Indicative for a non-EU mover starting from scratch.
- NIE via Spanish consulate: 4–8 weeks
- NIE in Spain at the police station: 2–6 weeks
- Non-lucrative visa: 2–4 months from consulate appointment to issue
- Digital nomad visa: 20 working days officially; 4–10 weeks in practice
- TIE card after arrival: 4–8 weeks from appointment
- Padrón: same day at the town hall
- Health card (TSI) after registering with social security: 2–4 weeks
Total from "deciding to move" to "having every document" is realistically 6–12 months end-to-end.
What it all costs
Realistic budget for the bureaucracy.
- NIE fee: ~€10
- Visa application fee: ~€80–150 depending on visa type and country
- TIE card fee: ~€16
- Document apostilles & translations: €200–600 (for criminal record check, marriage cert, qualifications)
- Spanish immigration lawyer: €1,500–3,500 for a non-EU visa application end-to-end
- Gestor (admin agent) for one-off tasks: €30–100 per task
- Private health insurance (NLV requirement): €40–120/month
Realistic all-in cost for the bureaucratic side of moving non-EU: €2,500–5,000, depending on how much you DIY.
Common questions
The bits that catch people out.
Can I move first and sort the visa later?
Not legally if you’re non-EU. Schengen visitor rules let you stay 90 days in any 180; overstaying creates real problems for future visa applications. Apply from your home country first.
Can I work for a UK/US client on a non-lucrative visa?
Officially no — the NLV prohibits work. In practice, many people do remote work for foreign clients while on an NLV; enforcement is rare but the legal risk is real.
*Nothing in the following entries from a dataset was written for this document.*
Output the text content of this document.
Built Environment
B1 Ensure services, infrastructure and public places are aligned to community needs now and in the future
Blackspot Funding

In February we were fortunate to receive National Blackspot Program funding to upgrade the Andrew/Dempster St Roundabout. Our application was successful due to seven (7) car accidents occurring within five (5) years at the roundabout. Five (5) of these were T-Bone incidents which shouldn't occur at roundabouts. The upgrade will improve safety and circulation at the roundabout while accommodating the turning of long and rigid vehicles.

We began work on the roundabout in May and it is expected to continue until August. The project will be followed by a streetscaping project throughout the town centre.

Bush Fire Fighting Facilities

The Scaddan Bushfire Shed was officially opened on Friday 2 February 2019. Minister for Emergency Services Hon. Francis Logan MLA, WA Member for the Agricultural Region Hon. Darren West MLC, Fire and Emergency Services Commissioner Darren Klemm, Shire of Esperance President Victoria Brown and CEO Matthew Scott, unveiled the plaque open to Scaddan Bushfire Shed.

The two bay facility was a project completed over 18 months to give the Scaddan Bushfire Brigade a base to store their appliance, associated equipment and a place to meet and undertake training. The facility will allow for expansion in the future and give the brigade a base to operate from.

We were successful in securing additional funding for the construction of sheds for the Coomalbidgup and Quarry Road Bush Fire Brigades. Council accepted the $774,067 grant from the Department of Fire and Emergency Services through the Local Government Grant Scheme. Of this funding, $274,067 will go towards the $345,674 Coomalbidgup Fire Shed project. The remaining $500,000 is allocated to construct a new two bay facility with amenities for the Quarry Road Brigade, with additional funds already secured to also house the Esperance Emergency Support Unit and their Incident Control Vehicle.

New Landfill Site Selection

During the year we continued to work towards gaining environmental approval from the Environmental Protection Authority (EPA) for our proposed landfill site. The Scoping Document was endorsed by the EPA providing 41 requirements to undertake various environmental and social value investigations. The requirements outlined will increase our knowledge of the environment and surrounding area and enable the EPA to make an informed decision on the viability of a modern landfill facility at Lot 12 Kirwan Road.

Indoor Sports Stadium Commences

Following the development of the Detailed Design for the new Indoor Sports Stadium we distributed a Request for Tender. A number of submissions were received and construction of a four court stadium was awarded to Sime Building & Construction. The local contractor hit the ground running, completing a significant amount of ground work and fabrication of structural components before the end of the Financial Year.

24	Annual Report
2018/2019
The digital nomad visa exists precisely to legalise this. If your income is from remote work, apply for the DNV instead.
What about post-Brexit British movers?
Brexit ended free movement for UK citizens. UK movers now need the same visas as US/Canadian/Australian movers — NLV, DNV, or work-sponsored. UK driving licences are now exchanged (not automatic) for Spanish ones, and EHIC was replaced by GHIC for short visits but doesn’t cover residents.
Does buying property automatically give residency?
No. The Golden Visa via property purchase was abolished in April 2025. Property ownership is unrelated to your right to live in Spain — you can own a Spanish house as a non-resident, visiting on tourist stays.
When can I apply for permanent residency / citizenship?
Permanent residency: after 5 years of continuous legal residence. Citizenship: after 10 years (2 years for citizens of former Spanish colonies, plus a few other categories). Citizenship requires giving up your previous one in most cases — verify carefully with a lawyer if you want to keep dual.